You are using a physical causation of the OB's knowledge to make your point. That invalidates your argument.
The definition we have been using is "all-knowing". There is no constraint or implication that the knowledge comes through physical causation. There is no constraint that the source of the OB's knowledge is not the action of the choice.

Basically, you're invoking a form of time travel as soon as you use a verb.
Dave
And again this has been addressed multiple times that tense is a matter of convenience.
 
Logic is meaningless in an atemporal universe, as you have quite clearly shown.
No one has argued for an atemporal universe except you, so that is your meaningless logic.

Premises lead to conclusions. Without that order, there is no such thing as "logic".
If A and B then C.

As I have repeatedly argued:
If A) A choice is made. (This is common sense.)
and
B) A choice is the source of knowledge for an OB. (This is not precluded by the definition of omniscience.)
then
C) Omniscience does not constrain choice. (Free will and omniscience are not incompatible.)

This is your logic.
As always, if you want to deny the conclusion, you need to explain why B) is not true.
This has not yet been done.
 
No one has argued for an atemporal universe except you, so that is your meaningless logic.

If an omniscient being exists with atemporality, the universe has at least one atemporal element. If a universe has atemporal elements, the universe is atemporal.

That's logic.
 
Okay, so you skipped reading the thread until you found this post and figured you'ld give an analysis that has been refuted multiple times.

The tense issue has been addressed multiple times.
There is no appeal to atemporal causality. This is about omniscience, not physical causality.

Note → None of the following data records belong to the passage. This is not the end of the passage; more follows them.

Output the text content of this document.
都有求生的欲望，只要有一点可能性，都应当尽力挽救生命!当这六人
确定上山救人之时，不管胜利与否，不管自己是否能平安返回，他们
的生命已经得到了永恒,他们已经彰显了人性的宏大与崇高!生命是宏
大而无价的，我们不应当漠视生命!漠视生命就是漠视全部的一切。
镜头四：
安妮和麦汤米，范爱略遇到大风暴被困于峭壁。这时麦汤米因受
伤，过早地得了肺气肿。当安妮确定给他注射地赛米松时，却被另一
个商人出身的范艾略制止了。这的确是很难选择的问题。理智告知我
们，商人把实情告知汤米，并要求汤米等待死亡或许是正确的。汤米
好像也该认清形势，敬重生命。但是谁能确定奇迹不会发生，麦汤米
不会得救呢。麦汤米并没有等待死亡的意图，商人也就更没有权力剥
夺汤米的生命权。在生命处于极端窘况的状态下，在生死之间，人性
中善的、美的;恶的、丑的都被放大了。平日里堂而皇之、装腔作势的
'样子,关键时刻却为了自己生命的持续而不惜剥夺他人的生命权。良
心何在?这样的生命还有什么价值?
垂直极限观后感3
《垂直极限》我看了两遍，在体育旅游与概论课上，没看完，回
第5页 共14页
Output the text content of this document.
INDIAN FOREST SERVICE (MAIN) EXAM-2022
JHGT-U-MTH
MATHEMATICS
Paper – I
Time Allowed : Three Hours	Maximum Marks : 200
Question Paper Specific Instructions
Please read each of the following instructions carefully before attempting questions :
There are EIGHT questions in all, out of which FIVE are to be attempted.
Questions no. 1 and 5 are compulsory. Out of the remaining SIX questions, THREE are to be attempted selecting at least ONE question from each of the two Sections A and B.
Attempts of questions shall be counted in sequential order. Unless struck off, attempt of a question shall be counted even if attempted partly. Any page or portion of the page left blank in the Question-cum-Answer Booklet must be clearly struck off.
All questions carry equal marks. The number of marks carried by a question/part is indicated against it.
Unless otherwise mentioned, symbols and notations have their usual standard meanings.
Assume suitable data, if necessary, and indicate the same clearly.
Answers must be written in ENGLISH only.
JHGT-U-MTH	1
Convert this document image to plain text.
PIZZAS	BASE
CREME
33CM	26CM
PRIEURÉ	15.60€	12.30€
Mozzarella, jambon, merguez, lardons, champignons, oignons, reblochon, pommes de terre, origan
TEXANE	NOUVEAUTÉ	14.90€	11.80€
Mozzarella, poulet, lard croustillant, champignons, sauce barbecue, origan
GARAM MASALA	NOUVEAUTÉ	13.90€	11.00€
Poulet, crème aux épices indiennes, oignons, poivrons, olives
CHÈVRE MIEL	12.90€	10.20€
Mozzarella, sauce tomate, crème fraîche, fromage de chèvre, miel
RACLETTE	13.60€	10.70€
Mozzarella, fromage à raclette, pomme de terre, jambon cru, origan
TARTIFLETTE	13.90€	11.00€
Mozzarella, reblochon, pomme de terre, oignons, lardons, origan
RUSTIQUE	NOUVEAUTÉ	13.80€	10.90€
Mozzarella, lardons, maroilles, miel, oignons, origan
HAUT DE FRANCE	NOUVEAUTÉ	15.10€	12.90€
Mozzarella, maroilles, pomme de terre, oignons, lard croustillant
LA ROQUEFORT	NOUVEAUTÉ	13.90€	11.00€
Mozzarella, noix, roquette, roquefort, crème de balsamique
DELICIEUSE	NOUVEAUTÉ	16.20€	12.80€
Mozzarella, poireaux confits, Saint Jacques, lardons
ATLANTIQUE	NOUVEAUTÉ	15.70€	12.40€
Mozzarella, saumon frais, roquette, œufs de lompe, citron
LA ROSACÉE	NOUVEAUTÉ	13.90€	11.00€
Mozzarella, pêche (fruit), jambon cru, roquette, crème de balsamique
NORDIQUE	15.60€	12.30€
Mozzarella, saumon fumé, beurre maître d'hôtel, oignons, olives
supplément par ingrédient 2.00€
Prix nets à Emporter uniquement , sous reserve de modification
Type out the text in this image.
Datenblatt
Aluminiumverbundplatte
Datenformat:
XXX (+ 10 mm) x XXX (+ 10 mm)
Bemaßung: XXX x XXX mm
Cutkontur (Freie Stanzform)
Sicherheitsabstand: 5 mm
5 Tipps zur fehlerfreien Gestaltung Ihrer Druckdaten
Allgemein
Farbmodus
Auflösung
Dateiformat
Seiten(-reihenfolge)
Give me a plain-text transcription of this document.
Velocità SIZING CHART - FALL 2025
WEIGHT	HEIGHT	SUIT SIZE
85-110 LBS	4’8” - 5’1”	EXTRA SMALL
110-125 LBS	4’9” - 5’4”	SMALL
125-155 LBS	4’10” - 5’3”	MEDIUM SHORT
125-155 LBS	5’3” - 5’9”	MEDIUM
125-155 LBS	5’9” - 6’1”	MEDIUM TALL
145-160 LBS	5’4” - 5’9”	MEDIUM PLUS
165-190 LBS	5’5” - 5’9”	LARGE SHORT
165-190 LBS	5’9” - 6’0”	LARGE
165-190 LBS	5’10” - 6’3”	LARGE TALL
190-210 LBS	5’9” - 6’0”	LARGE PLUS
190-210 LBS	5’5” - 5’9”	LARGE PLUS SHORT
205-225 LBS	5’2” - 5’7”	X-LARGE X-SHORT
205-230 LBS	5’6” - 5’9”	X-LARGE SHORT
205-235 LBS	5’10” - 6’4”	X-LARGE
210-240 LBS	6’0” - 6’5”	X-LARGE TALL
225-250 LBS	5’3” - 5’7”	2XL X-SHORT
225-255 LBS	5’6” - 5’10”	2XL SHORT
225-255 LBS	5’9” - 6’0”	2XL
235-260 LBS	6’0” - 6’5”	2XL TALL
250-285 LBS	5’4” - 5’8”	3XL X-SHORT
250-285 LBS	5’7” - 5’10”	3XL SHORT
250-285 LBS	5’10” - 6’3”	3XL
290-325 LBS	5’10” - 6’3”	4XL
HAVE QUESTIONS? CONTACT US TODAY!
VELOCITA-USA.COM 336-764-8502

The entries are out of order to demonstrate that an OB doe not know things in chronological order. That's a given.
The choice is not predetermined if it is the choice that informs the OB's knowledge.That's the exception to the analysis. No one has addressed this exception except to restate the original claim of knowledge constraining choice, which is to say that the exception has been ignored because no one has been able to develop analysis that rebuts it.

OBs that do not know something are not OBs.